One aspect of this support is the willingness of team members to speak up when they are concerned that something is unsafe, or that a practice or process is inefficient, inappropriate or ineffective. In Denmark, one senior clinician manager laughingly said, "When I ask my team to do something, they don't ask 'When?' they ask 'Why?'." He relies on this questioning to help him to make good decisions and he sees this behaviour as evidence that "Danish people are the most democratic in the world".
I met with a clinical leadership teamat department level, consisting of doctors and nurses, also in Denmark. I asked about the relationships between different professional groups, both as leaders and followers. This team described their structure as being very flat, with nursing and medical co-directors. Speaking up to each other was commonplace, and none felt that there was likely to be any negative consequences from doing so. They agreed that bullying existed but it was not commonplace.
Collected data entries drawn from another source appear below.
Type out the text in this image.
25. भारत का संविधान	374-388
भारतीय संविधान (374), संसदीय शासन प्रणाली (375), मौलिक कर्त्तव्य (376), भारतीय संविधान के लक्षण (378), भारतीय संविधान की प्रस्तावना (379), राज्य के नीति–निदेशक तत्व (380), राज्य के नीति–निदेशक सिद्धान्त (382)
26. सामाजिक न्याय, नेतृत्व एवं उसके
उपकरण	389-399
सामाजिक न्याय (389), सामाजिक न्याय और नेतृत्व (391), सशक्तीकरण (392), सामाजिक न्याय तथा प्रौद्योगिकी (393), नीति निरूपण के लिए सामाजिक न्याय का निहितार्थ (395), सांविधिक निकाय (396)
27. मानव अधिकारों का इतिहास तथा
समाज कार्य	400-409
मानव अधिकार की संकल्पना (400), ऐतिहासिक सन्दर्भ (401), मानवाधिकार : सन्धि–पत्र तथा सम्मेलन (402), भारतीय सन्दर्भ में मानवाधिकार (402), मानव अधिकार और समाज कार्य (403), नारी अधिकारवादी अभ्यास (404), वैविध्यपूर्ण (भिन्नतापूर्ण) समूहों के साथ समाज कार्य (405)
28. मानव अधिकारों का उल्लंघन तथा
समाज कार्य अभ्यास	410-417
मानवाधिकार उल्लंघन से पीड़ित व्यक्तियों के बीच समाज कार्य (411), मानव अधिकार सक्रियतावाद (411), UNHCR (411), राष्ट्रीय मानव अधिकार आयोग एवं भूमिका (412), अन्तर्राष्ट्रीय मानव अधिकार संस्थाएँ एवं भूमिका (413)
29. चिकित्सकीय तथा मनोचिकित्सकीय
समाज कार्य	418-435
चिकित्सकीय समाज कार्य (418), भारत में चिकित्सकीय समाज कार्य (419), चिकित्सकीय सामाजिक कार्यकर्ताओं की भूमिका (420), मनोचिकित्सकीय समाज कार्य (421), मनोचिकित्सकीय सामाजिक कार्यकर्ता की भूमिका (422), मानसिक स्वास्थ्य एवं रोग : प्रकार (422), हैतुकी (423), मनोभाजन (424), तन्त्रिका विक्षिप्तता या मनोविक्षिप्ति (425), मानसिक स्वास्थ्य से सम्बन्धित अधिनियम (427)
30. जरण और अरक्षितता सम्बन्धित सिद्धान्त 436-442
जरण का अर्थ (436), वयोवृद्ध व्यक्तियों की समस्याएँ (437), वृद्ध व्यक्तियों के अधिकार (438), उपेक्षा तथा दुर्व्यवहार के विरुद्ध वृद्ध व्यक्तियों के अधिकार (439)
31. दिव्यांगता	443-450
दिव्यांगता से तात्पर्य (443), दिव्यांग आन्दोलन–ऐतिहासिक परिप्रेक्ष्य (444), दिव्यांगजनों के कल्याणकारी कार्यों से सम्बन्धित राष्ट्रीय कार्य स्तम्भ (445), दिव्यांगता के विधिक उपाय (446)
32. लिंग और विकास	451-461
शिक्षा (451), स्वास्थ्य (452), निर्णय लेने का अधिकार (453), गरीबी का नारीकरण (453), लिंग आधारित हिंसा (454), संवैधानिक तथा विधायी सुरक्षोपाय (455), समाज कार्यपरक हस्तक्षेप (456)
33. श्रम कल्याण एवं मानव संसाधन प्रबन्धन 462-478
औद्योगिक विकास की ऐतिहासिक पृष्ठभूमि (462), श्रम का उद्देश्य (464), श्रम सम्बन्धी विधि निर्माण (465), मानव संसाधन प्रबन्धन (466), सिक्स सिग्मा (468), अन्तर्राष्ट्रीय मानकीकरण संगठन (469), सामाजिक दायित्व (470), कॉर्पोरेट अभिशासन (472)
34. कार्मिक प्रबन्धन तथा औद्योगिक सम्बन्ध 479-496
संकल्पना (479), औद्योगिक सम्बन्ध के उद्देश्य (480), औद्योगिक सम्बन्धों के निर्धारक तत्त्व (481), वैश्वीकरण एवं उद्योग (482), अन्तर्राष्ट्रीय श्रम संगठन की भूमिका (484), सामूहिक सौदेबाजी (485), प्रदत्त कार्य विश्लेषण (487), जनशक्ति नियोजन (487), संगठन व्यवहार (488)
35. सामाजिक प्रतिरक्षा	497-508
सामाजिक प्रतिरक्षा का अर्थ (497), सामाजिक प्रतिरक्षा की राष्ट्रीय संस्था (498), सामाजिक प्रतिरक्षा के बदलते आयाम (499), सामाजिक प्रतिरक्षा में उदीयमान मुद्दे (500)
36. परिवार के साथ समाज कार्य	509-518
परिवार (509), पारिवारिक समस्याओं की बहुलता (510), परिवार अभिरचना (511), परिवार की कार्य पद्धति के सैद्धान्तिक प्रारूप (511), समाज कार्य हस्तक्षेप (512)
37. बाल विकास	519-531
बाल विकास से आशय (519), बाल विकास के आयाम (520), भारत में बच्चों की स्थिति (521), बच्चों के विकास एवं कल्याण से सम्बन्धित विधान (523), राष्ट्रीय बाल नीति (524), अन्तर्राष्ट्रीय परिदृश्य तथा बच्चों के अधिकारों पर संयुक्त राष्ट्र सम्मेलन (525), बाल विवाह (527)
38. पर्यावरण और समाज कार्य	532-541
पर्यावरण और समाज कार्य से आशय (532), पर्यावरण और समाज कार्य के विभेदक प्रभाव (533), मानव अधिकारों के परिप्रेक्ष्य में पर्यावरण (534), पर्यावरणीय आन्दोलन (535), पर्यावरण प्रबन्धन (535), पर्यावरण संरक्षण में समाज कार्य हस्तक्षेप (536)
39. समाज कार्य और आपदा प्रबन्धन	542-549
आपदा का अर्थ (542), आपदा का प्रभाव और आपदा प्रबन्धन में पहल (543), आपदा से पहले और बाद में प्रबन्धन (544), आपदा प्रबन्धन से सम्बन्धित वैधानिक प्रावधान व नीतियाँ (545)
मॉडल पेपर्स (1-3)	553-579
In Sweden, a radiology nurse told me about their Monday morning meetings in the Radiology Department. Nurses (the nurses are radiographers) and doctors discussed any issues from the week before and in preapration for the week ahead. It was also a time that nurses might raise a point of variability that they observed - why does Dr A use Xmg of a drug, while Dr B uses Ymg? The doctors present would then discuss the evidence available and agree to standardise practice. This form of continuous quality improvement was seen as a normal part of being a good department.
Finally, I spoke to the Vice-Director of a large hospital in Denmark who commented "Why wouldn't I listen to them? They're spending the money!" He quickly followed that his main concern wasn't money, but that those "below" him saw problems well before he did. Encouraging his clinicians to 'speak up' to him meant that he could mitigate or prevent serious consequences.